Schock: Massive Steuererhöhung droht

Die jahrelange Unterfinanzierung der Kommunen droht sich nun zu rächen. Seit Jahren warnen Kommunalpolitiker davor, dass die zunehmende Verlagerung von Aufgaben auf die Kommunen ohne finanziellen Ausgleich und die schon chronisch zu nennende Unterfinanzierung der Gemeinden kein gutes Ende nehmen können.

Nun ist es soweit, bei der Einbringung des Haushaltes für die Gemeinde Ruppichteroth haben der Kämmerer Klaus Müller und Bürgermeister Mario Loskill am gestrigen 30.03.2023 Zahlen vorgelegt. Demnach soll die Grundsteuer B, d h. die Steuer, die jeder bezahlt, der irgendwo wohnt, entweder direkt oder über die Nebenkosten, von einem Hebesatz von derzeit 570 % auf sage und schreibe 1550 % steigen. Für ein durchschnittliches Einfamilienhaus sind das schnell mal zusätzliche 800,- € im Jahr. Damit wäre Ruppichteroth bundesweiter Spitzenreiter (siehe https://kommunal.de/wo-die-grundsteuer-am-hoechsten-ist). Weil das Haushaltssicherungskonzept, welches die Gemeinde im Jahr 2013 auf den Weg brachte, die Gemeinde verpflichtet im Jahr 2023 einen ausgeglichenen Haushalt vorzulegen, ist die Situation in Ruppichteroth besonders dramatisch, grundsätzlich aber sind alle Kommunen in NRW strukturell unterfinanziert.

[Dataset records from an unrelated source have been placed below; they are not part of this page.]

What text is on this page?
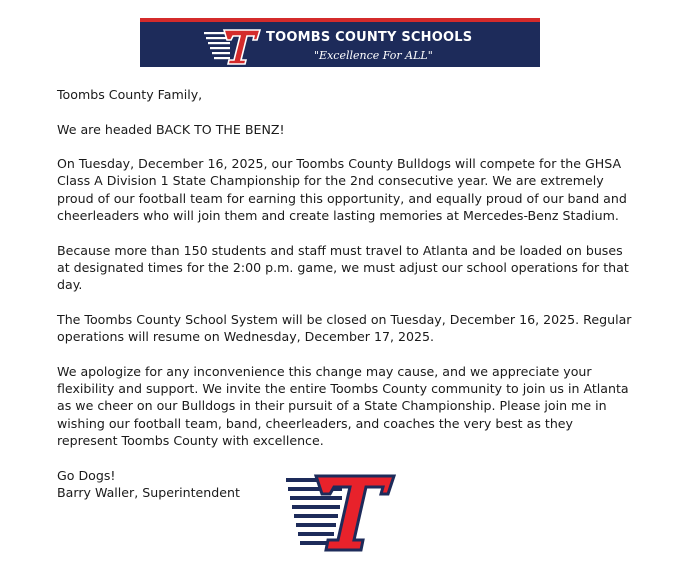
TOOMBS COUNTY SCHOOLS
"Excellence For ALL"

Toombs County Family,

We are headed BACK TO THE BENZ!

On Tuesday, December 16, 2025, our Toombs County Bulldogs will compete for the GHSA Class A Division 1 State Championship for the 2nd consecutive year. We are extremely proud of our football team for earning this opportunity, and equally proud of our band and cheerleaders who will join them and create lasting memories at Mercedes-Benz Stadium.

Because more than 150 students and staff must travel to Atlanta and be loaded on buses at designated times for the 2:00 p.m. game, we must adjust our school operations for that day.

The Toombs County School System will be closed on Tuesday, December 16, 2025. Regular operations will resume on Wednesday, December 17, 2025.

We apologize for any inconvenience this change may cause, and we appreciate your flexibility and support. We invite the entire Toombs County community to join us in Atlanta as we cheer on our Bulldogs in their pursuit of a State Championship. Please join me in wishing our football team, band, cheerleaders, and coaches the very best as they represent Toombs County with excellence.

Go Dogs!

Barry Waller, Superintendent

Die Fraktion Bündnis soziale Gerechtigkeit (BSG) im Rat der Gemeinde Ruppichteroth hält die geplante Steuererhöhung für unzumutbar.

„Wir dürfen nicht vergessen, dass hier auf dem Land viele Menschen ein Häuschen haben, aber damit noch lange nicht wohlhabend sind. Die Zinssteigerungen, hohe Inflation und alle anderen Kosten belasten sie bereits. Eine Steuererhöhung von dieser Größenordnung ist für sie nicht zumutbar.“, sagte das Ratsmitglied Frank Kemper.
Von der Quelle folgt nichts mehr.